“Media corporations have a civic responsibility not only to prevent fraud and financial abuse, but also to not corrupt or degrade our culture.” – Charles Pickering, former U.S. appellate judge.
Andrew Left, a frequent bloviator on CNBC, Fox Business and Bloomberg Television, bagged a quick buck by trash-talking Beyond Meat.
″$BYND has become Beyond Stupid,” he tweeted on May 17, 2019. “We expect $BYND to go back to $65 on earnings.”
Ten days earlier, Left, 54, allegedly told a colleague the opposite: That he expected Beyond Meat to go to $100.

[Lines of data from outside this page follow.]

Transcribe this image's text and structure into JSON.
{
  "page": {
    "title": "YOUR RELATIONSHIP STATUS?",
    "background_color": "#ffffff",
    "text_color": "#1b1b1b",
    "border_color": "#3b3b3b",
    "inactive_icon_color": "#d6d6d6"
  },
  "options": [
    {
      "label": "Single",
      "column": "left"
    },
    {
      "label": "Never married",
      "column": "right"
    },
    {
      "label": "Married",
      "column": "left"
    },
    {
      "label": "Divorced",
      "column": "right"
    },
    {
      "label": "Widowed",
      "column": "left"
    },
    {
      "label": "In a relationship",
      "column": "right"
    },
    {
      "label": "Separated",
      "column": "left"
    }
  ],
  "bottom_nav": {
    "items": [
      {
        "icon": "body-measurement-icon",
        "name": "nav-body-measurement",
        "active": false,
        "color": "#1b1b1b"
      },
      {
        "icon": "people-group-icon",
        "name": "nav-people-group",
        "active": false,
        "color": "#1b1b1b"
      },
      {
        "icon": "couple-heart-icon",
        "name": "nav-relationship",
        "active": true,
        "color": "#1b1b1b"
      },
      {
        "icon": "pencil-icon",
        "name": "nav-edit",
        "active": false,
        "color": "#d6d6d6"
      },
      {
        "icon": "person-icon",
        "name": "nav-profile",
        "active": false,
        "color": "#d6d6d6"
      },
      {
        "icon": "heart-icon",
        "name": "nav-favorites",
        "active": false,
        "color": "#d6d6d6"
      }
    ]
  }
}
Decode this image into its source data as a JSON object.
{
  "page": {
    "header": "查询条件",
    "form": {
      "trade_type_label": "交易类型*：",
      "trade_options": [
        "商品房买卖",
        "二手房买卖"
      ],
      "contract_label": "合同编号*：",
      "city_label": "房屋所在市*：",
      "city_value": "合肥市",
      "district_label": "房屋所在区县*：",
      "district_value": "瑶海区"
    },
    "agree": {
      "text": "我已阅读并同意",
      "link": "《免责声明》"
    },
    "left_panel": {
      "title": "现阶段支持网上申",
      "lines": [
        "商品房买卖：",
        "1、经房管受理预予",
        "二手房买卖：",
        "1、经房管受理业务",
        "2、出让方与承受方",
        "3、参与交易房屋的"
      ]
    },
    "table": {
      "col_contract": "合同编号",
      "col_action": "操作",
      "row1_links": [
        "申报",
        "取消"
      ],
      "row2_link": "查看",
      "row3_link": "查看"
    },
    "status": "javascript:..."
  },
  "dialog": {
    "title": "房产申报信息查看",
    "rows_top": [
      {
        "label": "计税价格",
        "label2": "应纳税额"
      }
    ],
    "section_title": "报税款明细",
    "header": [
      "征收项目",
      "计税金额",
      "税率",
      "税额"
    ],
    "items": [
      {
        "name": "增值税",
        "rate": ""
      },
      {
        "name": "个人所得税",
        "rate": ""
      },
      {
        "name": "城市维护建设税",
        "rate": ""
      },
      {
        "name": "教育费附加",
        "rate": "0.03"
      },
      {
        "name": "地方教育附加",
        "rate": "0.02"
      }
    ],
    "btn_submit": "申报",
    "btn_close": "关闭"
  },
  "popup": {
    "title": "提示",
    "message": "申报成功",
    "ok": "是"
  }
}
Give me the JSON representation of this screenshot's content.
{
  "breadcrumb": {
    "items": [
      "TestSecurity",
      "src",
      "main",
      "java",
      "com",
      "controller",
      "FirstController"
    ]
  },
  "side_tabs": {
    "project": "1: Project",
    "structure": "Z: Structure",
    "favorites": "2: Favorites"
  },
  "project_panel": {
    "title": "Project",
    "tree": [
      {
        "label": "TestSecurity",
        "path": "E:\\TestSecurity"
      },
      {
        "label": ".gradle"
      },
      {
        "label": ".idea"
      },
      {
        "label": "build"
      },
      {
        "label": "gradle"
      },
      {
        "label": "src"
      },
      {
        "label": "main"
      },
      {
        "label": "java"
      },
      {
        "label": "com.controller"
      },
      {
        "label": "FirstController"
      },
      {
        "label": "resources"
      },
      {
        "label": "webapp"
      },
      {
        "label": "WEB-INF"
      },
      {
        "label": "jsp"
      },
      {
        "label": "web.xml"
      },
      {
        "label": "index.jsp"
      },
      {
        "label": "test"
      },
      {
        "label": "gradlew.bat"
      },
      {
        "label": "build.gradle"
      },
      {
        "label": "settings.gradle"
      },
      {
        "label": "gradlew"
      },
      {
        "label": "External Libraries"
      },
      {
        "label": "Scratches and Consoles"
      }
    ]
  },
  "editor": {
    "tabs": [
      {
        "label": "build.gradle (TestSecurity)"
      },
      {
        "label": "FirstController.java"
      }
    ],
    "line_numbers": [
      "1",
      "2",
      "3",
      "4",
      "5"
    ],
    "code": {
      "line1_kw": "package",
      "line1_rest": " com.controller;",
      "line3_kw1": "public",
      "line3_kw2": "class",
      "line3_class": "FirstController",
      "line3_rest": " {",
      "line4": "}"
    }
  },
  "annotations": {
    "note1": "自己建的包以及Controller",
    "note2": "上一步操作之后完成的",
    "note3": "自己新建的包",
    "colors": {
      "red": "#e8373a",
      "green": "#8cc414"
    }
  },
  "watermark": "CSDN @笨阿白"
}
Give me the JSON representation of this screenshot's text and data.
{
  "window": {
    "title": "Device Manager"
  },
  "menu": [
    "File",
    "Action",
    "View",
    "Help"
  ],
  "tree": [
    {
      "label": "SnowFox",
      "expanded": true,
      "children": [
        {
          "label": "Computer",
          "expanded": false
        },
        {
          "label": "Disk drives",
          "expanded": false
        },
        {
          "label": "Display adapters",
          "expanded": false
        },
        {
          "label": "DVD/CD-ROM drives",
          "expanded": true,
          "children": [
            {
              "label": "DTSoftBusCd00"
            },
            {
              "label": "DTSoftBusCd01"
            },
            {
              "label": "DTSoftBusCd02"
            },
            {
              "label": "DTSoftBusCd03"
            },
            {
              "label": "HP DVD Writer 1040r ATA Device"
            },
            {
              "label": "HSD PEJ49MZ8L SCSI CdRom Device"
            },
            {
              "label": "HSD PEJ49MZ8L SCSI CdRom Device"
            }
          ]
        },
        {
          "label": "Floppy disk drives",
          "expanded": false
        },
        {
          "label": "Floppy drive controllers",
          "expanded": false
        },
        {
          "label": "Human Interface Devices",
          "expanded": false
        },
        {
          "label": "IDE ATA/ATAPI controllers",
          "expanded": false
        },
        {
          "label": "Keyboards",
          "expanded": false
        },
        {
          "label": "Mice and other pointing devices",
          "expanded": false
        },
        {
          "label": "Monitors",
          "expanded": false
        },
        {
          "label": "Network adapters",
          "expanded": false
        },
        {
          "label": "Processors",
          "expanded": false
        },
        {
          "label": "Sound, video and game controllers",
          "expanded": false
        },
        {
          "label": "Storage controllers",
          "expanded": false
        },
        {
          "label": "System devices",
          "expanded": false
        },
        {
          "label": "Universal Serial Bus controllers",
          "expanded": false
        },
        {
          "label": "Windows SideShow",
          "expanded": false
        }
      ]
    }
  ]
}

The shares were trading around $87 when Left hammered the stock like a chicken-fried steak. But he was so well-known for his pronouncements – thanks to regular TV appearances – that Beyond Meat stock plunged. Within seven minutes, Left allegedly dumped most of his short positions for a tidy profit.
This is but one example in an 18-count indictment that the Justice Department announced on Friday, accusing Left of making at least $16 million in ill-gotten stock gains from March 2018 to October 2023.
“This defendant allegedly used his platform as a securities commentator to manipulate the markets and enrich himself in the process,” U.S. Attorney Martin Estrada said in a press release.
Left’s attorney, James Spertus, says Left plans to fight the charges. "There is no crime here," he said in an email to Reuters.
What’s Beyond Stupid is why anyone who would listen to this guy.
What’s Beyond Even Stupider is that the financial media regularly platforms such stock-tipping blabbermouths with no way of vetting how they actually trade.